The dog had other ideas. No-one remembers now how it began, but Jasmine started welcoming all animal arrivals at the sanctuary. It wouldn’t matter if it was a puppy, a fox cub, a rabbit or, probably, a rhinoceros, Jasmine would peer into the box or cage and, where possible, deliver a welcoming lick.
Geoff Grewcock relates one of the early incidents. “We had two puppies that had been abandoned by a nearby railway line. One was a Lakeland Terrier cross and another was a Jack Russell Doberman cross. They were tiny when they arrived at the centre and Jasmine approached them and grabbed one by the scruff of the neck in her mouth and put him on the settee. Then she fetched the other one and sat down with them, cuddling them.”
“But she is like that with all of our animals, even the rabbits.
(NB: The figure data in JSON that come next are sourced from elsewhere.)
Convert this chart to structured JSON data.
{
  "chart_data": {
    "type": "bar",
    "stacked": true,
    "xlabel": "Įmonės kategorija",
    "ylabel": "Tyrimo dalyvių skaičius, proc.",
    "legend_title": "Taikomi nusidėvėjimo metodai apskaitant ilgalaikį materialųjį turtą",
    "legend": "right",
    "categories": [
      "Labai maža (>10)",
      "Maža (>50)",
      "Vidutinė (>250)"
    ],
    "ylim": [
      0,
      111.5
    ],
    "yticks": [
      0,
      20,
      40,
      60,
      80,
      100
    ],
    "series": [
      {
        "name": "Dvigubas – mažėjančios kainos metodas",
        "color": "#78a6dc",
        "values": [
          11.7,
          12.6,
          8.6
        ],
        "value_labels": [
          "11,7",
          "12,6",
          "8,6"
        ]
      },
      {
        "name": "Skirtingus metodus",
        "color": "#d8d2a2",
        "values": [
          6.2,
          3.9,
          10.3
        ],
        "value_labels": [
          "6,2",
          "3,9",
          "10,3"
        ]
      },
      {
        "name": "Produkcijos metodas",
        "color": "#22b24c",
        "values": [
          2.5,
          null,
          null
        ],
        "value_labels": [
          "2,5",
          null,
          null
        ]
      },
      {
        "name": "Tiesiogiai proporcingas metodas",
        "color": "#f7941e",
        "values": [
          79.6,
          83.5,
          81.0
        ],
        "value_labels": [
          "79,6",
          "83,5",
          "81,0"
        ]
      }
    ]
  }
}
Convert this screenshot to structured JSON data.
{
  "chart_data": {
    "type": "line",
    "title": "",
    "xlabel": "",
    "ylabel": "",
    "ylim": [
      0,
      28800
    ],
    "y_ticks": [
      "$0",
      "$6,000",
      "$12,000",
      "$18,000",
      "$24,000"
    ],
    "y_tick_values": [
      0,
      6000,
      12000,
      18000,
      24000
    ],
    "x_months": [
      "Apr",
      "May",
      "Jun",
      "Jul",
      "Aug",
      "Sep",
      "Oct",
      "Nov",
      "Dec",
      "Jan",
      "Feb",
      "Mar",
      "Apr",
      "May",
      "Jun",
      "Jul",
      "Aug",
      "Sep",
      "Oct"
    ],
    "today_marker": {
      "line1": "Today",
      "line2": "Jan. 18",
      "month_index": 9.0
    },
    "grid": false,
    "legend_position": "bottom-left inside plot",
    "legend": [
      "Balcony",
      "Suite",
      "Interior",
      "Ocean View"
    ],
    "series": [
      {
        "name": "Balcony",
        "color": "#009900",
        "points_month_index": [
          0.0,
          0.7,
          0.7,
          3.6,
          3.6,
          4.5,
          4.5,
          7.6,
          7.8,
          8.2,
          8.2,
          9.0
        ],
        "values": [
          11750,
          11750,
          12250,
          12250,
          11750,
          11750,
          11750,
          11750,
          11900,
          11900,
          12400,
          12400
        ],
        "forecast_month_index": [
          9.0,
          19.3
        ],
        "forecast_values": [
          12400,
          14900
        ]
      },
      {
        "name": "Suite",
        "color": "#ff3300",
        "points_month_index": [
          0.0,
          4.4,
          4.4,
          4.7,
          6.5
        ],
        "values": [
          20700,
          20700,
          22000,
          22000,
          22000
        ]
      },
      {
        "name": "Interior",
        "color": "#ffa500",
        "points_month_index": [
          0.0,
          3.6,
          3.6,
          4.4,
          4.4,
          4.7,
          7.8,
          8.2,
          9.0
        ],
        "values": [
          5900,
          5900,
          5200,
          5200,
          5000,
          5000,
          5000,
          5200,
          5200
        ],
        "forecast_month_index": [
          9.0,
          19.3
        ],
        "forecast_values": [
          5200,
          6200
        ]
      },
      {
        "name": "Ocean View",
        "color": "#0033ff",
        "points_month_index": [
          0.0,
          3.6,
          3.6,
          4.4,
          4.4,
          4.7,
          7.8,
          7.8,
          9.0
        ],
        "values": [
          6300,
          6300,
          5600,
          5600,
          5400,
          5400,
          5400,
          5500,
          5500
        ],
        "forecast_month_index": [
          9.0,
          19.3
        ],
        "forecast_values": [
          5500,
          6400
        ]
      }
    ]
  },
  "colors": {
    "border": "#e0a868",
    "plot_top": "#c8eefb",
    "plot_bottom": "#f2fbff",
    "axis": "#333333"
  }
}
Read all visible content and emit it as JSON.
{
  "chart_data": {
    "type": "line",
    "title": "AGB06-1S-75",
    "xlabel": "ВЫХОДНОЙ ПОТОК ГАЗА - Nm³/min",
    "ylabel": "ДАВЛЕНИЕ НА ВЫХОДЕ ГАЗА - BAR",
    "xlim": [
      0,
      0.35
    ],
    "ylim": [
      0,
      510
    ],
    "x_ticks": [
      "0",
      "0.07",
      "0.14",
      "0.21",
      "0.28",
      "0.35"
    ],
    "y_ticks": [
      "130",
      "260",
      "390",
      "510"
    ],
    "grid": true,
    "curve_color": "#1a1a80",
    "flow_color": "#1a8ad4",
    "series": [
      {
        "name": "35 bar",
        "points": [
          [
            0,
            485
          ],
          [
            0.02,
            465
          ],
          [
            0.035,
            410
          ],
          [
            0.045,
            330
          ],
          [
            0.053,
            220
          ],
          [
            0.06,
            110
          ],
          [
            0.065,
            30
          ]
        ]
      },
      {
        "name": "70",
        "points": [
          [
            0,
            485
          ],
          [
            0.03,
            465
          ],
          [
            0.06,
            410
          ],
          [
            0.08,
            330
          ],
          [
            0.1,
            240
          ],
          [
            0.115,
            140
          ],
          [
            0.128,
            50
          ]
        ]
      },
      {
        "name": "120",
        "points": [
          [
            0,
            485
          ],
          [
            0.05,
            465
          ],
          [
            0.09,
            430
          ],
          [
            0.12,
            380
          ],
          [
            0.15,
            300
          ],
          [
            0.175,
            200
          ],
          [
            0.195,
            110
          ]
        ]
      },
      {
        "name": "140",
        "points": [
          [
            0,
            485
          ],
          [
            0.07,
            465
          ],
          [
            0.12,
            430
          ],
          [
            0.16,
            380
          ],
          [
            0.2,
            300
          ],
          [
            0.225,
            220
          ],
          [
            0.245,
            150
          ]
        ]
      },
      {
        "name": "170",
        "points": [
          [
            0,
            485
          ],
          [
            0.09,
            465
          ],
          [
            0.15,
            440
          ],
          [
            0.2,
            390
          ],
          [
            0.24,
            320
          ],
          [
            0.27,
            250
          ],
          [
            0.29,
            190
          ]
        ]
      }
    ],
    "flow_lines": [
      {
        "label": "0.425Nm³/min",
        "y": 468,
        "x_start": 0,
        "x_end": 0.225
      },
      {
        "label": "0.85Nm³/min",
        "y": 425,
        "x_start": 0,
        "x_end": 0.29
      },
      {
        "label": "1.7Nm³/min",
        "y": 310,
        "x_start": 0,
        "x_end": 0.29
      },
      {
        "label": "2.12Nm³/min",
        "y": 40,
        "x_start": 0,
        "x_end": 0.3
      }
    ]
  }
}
She takes all the stress out of them and it helps them to not only feel close to her but to settle into their new surroundings.
“She has done the same with the fox and badger cubs, she licks the rabbits and guinea pigs and even lets the birds perch on the bridge of her nose.”
Jasmine, the timid, abused, deserted waif, became the animal sanctuary’s resident surrogate mother, a role for which she might have been born. The list of orphaned and abandoned youngsters she has cared for comprises five fox cubs, four badger cubs, 15 chicks, eight guinea pigs, two stray puppies and 15 rabbits.
And one roe deer fawn. Tiny Bramble, 11 weeks old, was found semi-conscious in a field. Upon arrival at the sanctuary, Jasmine cuddled up to her to keep her warm, and then went into the full foster mum role. Jasmine the greyhound showers Bramble the roe deer with affection and makes sure nothing is matted in her fur.
“They are inseparable,” says Geoff Grewcock. “Bramble walks between her legs and they keep kissing each other. They walk together round the sanctuary. It’s a real treat to see them.”
Jasmine will continue to care for Bramble until she is old enough to be returned to woodland life. When that happens, Jasmine will not be lonely. She will be too busy showering love and affection on the next orphan or victim of abuse.